In this internal pilot study of the first 300 patients recruited to the ORI-EGI-02 Study, 279/300 (93%) patients successfully underwent a test, had their sample transferred, the human DNA amplified and NGS sequencing successfully performed. The reasons for failure were protocol deviation in 12 (4%), device failure in 2 (0.67%), and faecal contamination in 6 (2%) cases. During this internal study, a manufacturing fault was identified in the double seal, which holds the balloon to the base of the device, leading to loss of the balloon in the rectum of two patients. Neither patient came to harm with the balloon being passed at the next bowel movement. This led to a review and alteration of the balloon seal pressure testing procedure by the manufacturer. The manufacturer’s recommendations state the requirement of test inflation by the sampler to check the OriCol Sampling Device. In the two cases of device failure, this was not apparent during test inflation at the time of sampling. All episodes of device failure were recorded as adverse events and were reported to the Site Monitor and Origin Sciences Limited within 24 h. All devices from this batch were recalled, and with the modification of the double seal pressure ring, no further device failure occurred in the remainder of the pilot study.

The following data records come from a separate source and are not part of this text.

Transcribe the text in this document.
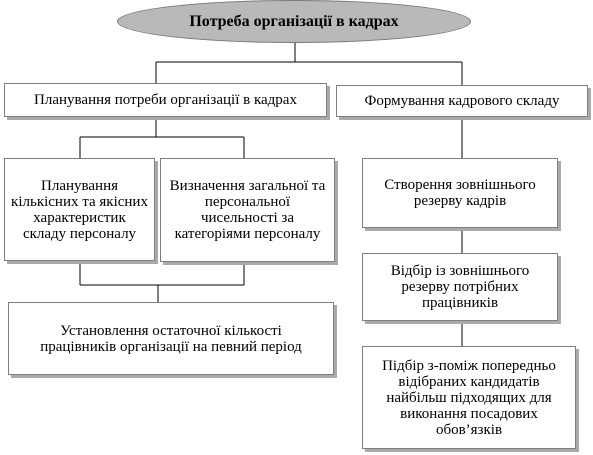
Потреба організації в кадрах
Планування потреби організації в кадрах	Формування кадрового складу
Планування кількісних та якісних характеристик складу персоналу
Визначення загальної та персональної чисельності за категоріями персоналу
Установлення остаточної кількості працівників організації на певний період
Створення зовнішнього резерву кадрів
Відбір із зовнішнього резерву потрібних працівників
Підбір з-поміж попередньо відібраних кандидатів найбільш підходящих для виконання посадових обов’язків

Overall, the performance of the test resulted in a low level of discomfort to the patient with only one patient unable to tolerate a digital rectal examination, which is a contraindication to performing the OriCol test. Digital rectal examination is a requirement of the test, and like endoscopic examination, a painful or incomplete rectal examination in a patient should lead to alternative form of assessment, e.g., examination under anaesthesia to assess the anal canal for pathology.

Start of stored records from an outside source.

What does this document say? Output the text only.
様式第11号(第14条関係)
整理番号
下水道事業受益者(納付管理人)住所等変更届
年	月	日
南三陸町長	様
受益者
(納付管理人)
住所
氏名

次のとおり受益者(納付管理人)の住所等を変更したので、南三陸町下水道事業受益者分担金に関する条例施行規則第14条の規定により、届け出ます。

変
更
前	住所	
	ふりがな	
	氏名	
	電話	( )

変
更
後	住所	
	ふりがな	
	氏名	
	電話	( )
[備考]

The Rockwood Frailty Score [23] data also support the use of the test in patients who are unfit, frail or multiply co-morbid and whom would not be suitable for colonoscopic assessment. The potential to retrieve genetic material for analysis, to identify significant pathology such as a colorectal cancer allows very focused investigation such as CT or flexible sigmoidoscopy in patients whom curative options are excluded due to their poor health.

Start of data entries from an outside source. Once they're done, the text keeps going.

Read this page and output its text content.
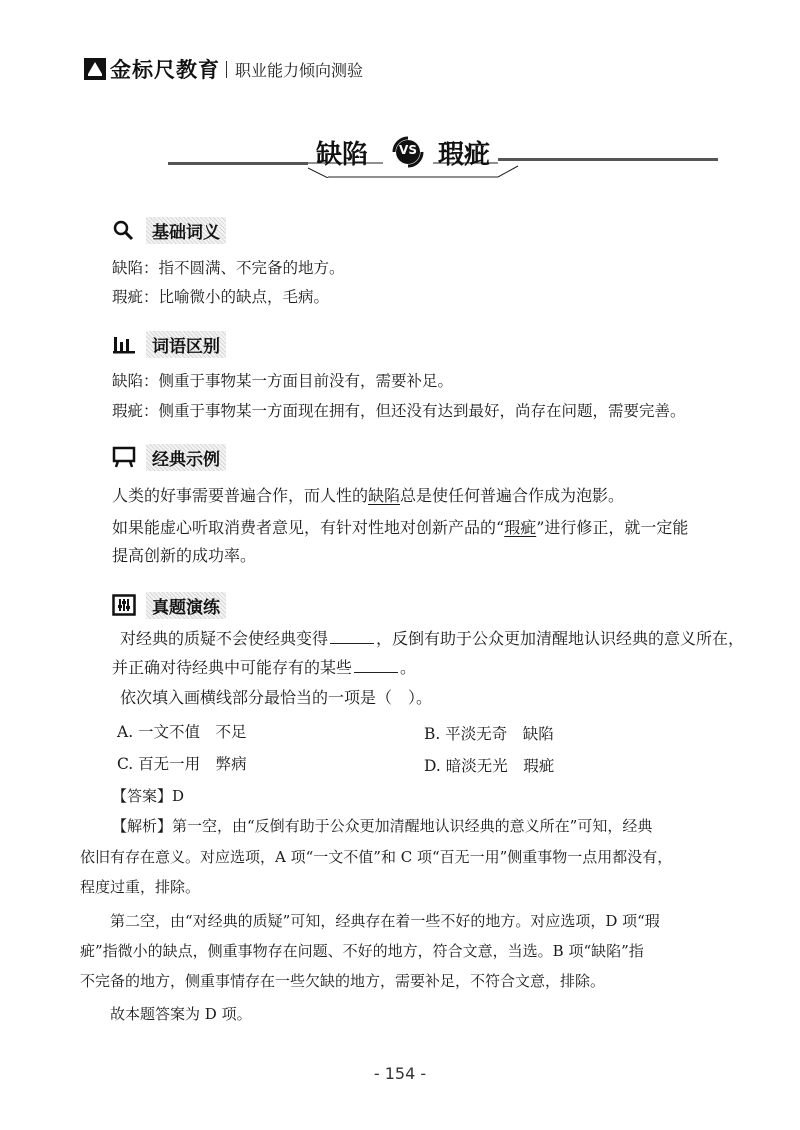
金标尺教育 职业能力倾向测验
缺陷	VS 瑕疵
基础词义
缺陷：指不圆满、不完备的地方。
瑕疵：比喻微小的缺点，毛病。
词语区别
缺陷：侧重于事物某一方面目前没有，需要补足。
瑕疵：侧重于事物某一方面现在拥有，但还没有达到最好，尚存在问题，需要完善。
经典示例
人类的好事需要普遍合作，而人性的缺陷总是使任何普遍合作成为泡影。
如果能虚心听取消费者意见，有针对性地对创新产品的“瑕疵”进行修正，就一定能
提高创新的成功率。
真题演练
对经典的质疑不会使经典变得	，反倒有助于公众更加清醒地认识经典的意义所在，
并正确对待经典中可能存有的某些	。
依次填入画横线部分最恰当的一项是（　）。
A. 一文不值　不足	B. 平淡无奇　缺陷
C. 百无一用　弊病	D. 暗淡无光　瑕疵
【答案】D
【解析】第一空，由“反倒有助于公众更加清醒地认识经典的意义所在”可知，经典
依旧有存在意义。对应选项，A 项“一文不值”和 C 项“百无一用”侧重事物一点用都没有，
程度过重，排除。
第二空，由“对经典的质疑”可知，经典存在着一些不好的地方。对应选项，D 项“瑕
疵”指微小的缺点，侧重事物存在问题、不好的地方，符合文意，当选。B 项“缺陷”指
不完备的地方，侧重事情存在一些欠缺的地方，需要补足，不符合文意，排除。
故本题答案为 D 项。
- 154 -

The focus of the complete study is to identify human DNA in rectal mucus. The majority of colorectal disease has a luminal origin with material shed into the faecal stream, huDNA in rectal mucus could offer an alternative to cfDNA in blood. The DNA extracted in this 300-participant cohort was not affected by recent bowel movement, however, the amount of non-human DNA in the sample does impact on the level of huDNA and separate bacterial analysis may be performed from the sample taken—a future potential area of microbiome research and disease. However, even with low levels of huDNA, NGS sequencing was successful thus demonstrating the robust nature of the retrieved mucus sample for analysis. A level of > 1% huDNA allowed successful sequencing for bioinformatic analysis. Overall, seven samples had huDNA below 1% and yet had a DNA concentration of more than 5000 ng/ml of mucus demonstrating that those samples are highly contaminated with non-human DNA. The sequencing of these samples using hybrid capture produced good-quality human sequences, yet most of the reads (> 50%) did not align to the human genome. We, therefore, set the limit of 1% as the minimum percentage of huDNA to provide a sufficient number of reads for tertiary analyses of gene mutations for the remainder of the complete study.

Conclusions

The potential use of the material extracted from the rectal mucus is to demonstrate DNA transferred through the colorectum from proximal disease, allowing recognition of known cancer mutations and thus triage for interventional colonoscopy. Successful use of the Oricol™ sampling device by different users and transfer of the material demonstrated that retrieval of the material allowed high rates of NGS analysis paving the way to further interrogation of key genes involved in colorectal cancer pathway and other bowel diseases. Overall, the high rate of recruitment, sample retrieval and safe transfer and low rate of sample loss from contamination will allow the study to proceed to full recruitment and complete sequencing of samples for genomic bioinformatic analysis is on-going.